Industrial robots are now widely employed and important in a variety of industries, including automobile manufacture. Traditional robot hands are best for handling hard, definite-shaped objects; however, holding intricate objects or softly holding soft ones is challenging. It’s also crucial to respond to physical features of things under various conditions, such as surface qualities (dry, wet, etc.).
Because the contact area can be extended by surface deformation in response to the object form, a soft-surfaced fingertip of a robot hand can grasp an object of complicated form quite readily. Soft-surfaced fingertips are excellent for handling soft items, including tofu. Soft materials, on the other hand, have high surface friction, which makes releasing them more difficult. It’s also tough to move objects into desirable locations, especially while working in a small space.
The previously constructed robot fingertips feature a high friction texture that can firmly grab a paper box or a soft object in both dry and wet environments.
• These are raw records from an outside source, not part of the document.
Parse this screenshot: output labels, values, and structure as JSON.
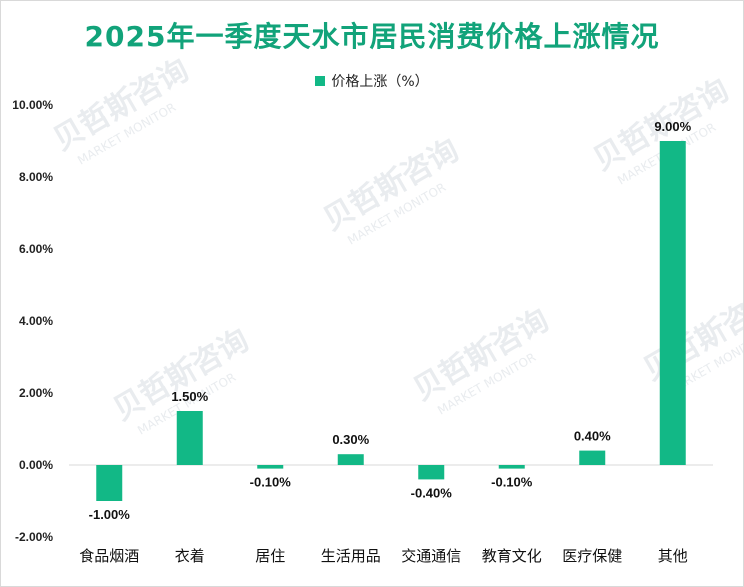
{
  "chart_data": {
    "type": "bar",
    "title": "2025年一季度天水市居民消费价格上涨情况",
    "legend": [
      "价格上涨（%）"
    ],
    "categories": [
      "食品烟酒",
      "衣着",
      "居住",
      "生活用品",
      "交通通信",
      "教育文化",
      "医疗保健",
      "其他"
    ],
    "values": [
      -1.0,
      1.5,
      -0.1,
      0.3,
      -0.4,
      -0.1,
      0.4,
      9.0
    ],
    "data_labels": [
      "-1.00%",
      "1.50%",
      "-0.10%",
      "0.30%",
      "-0.40%",
      "-0.10%",
      "0.40%",
      "9.00%"
    ],
    "yticks": [
      "10.00%",
      "8.00%",
      "6.00%",
      "4.00%",
      "2.00%",
      "0.00%",
      "-2.00%"
    ],
    "ylim": [
      -2,
      10
    ],
    "xlabel": "",
    "ylabel": "",
    "bar_color": "#12b886",
    "title_color": "#12a37a"
  },
  "watermark": {
    "brand": "贝哲斯咨询",
    "sub": "MARKET MONITOR"
  }
}
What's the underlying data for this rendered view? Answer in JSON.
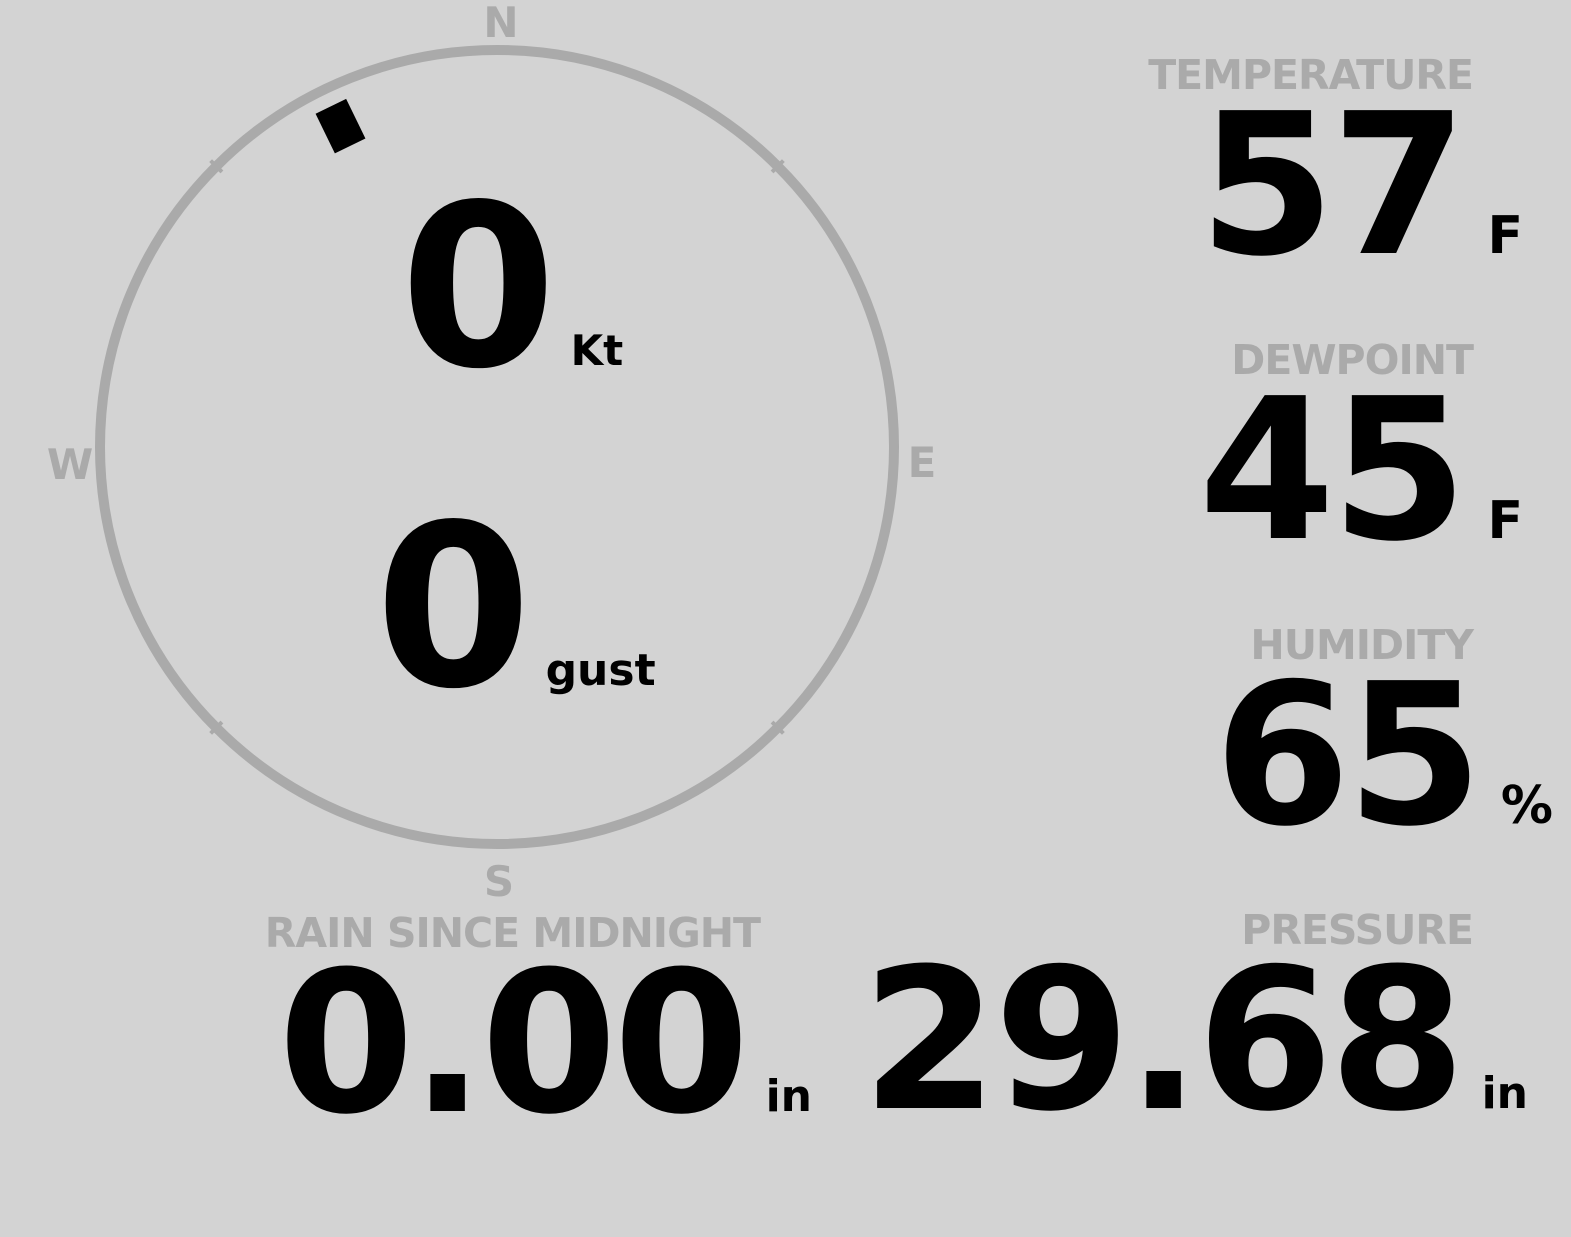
{
  "wind": {
    "direction_degrees": 334,
    "compass": {
      "n": "N",
      "e": "E",
      "s": "S",
      "w": "W"
    },
    "speed": "0",
    "speed_unit": "Kt",
    "gust": "0",
    "gust_unit": "gust"
  },
  "temperature": {
    "label": "TEMPERATURE",
    "value": "57",
    "unit": "F"
  },
  "dewpoint": {
    "label": "DEWPOINT",
    "value": "45",
    "unit": "F"
  },
  "humidity": {
    "label": "HUMIDITY",
    "value": "65",
    "unit": "%"
  },
  "pressure": {
    "label": "PRESSURE",
    "value": "29.68",
    "unit": "in"
  },
  "rain": {
    "label": "RAIN SINCE MIDNIGHT",
    "value": "0.00",
    "unit": "in"
  },
  "colors": {
    "background": "#d3d3d3",
    "label": "#aaaaaa",
    "value": "#000000"
  }
}
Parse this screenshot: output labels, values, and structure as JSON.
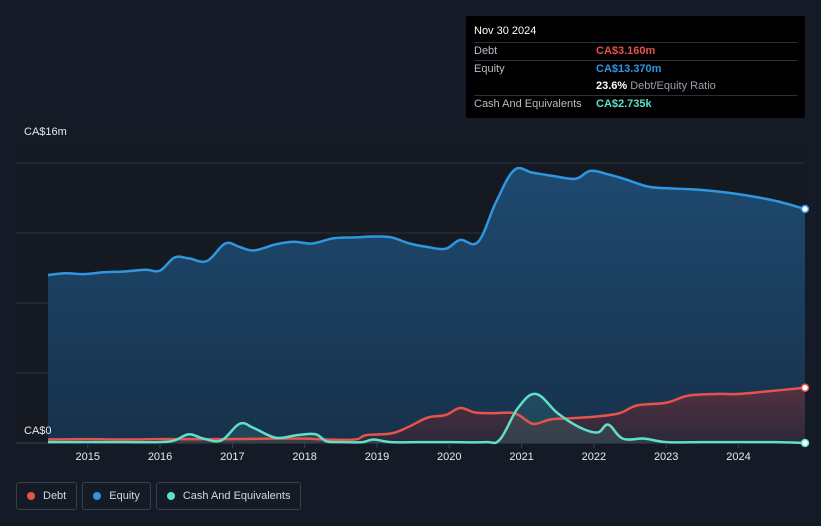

The grasped object sank downhill without changing the position of the robot’s fingertips after injecting a lubricant (absolute ethanol). The current lubricant-based control method is suitable for robot duties in confined spaces. Prof. Tetsuyou Watanabe’s group at Kanazawa University has been researching control technologies for grabbing objects with robot hands’ fingers.
The group’s goal in this work was to create a friction control system. The team grasped objects with the soft fingertips of a robot hand, then released them by administering (injecting) lubricant. Absolute ethanol (>99.5%) was used as a lubricant in this investigation because it is chemically safe, quick to dry, and has low surface tension.
Because the contact area can be increased by surface deformation according to the object form, a robot hand’s soft-surfaced fingertip can be deformed and can handle an object of intricate shape rather easily. Soft-surfaced fingertips can grip soft objects so well that they can even hold tofu. Soft materials, on the other hand, have high surface friction, making releasing more difficult. Furthermore, letting go of objects to needed locations is challenging, especially in instances where working space is limited.
To develop a “fluid fingertip,” a nitrile rubber film was glued to the sides of the fingertip foundation to provide a space for filling with a chain saw oil. The rubber sheet was then coated with a silicone “texture”; the “texture” was made of a silicone sealant with 1.5 mm slits running perpendicular to the load direction. The slots were included to allow for high friction and lubricant diffusion while the surface was wet. Objects made of various materials used for kitchen utensils were grabbed with this fluid fingertip, and it was confirmed that the friction was minimized after applying the lubricant. Friction was reduced in both dry and wet situations, but there was no similar lubricating effect in an oily condition.
After that, a simulation of a box packing task was performed. From either side, two-fluid fingertips grasped a paper package. Each fluid fingertip was linked to the previously mentioned “texture.” Placing a weight on the paper box demonstrated stable clutching. After removing the weight, lubricant was supplied to both fluid fingertips, resulting in the paper box falling downward in a short amount of time (less than 2.5 seconds), completing the paper box packaging job. As seen here, a high-friction “texture” was bonded to the fluid fingertip, and the friction was reduced by infusing a lubricant (here, 100% ethanol). By regulating the friction without moving the fingertips, an object might be released and placed in the desired position.
The use of an appropriate lubricant controlled object grabbing by soft surface fluid fingertips with high friction in this investigation. However, more experiments under diverse situations are required before the existing regulating technique can be used to manufacturing environments. Nonetheless, this discovery is likely to be a step forward in automating tasks such as gripping and releasing things in a constrained environment.
Texture:
Texture refers to the feel of woven textiles, rocks, meals, and other objects. Texture refers to a planar substance that is bound to a foundation and comes into touch with a target material.
Equivalent maximum-static frictional coefficient (EMSFC): The ratio of shearing force between two items in contact to the action force perpendicular to the contact surface under the static friction condition, i.e. when the two objects do not move relative to each other, is known as the equivalent maximum-static frictional coefficient. It’s worth noting that the shearing force includes both frictional and deformation forces on a deformable contact surface.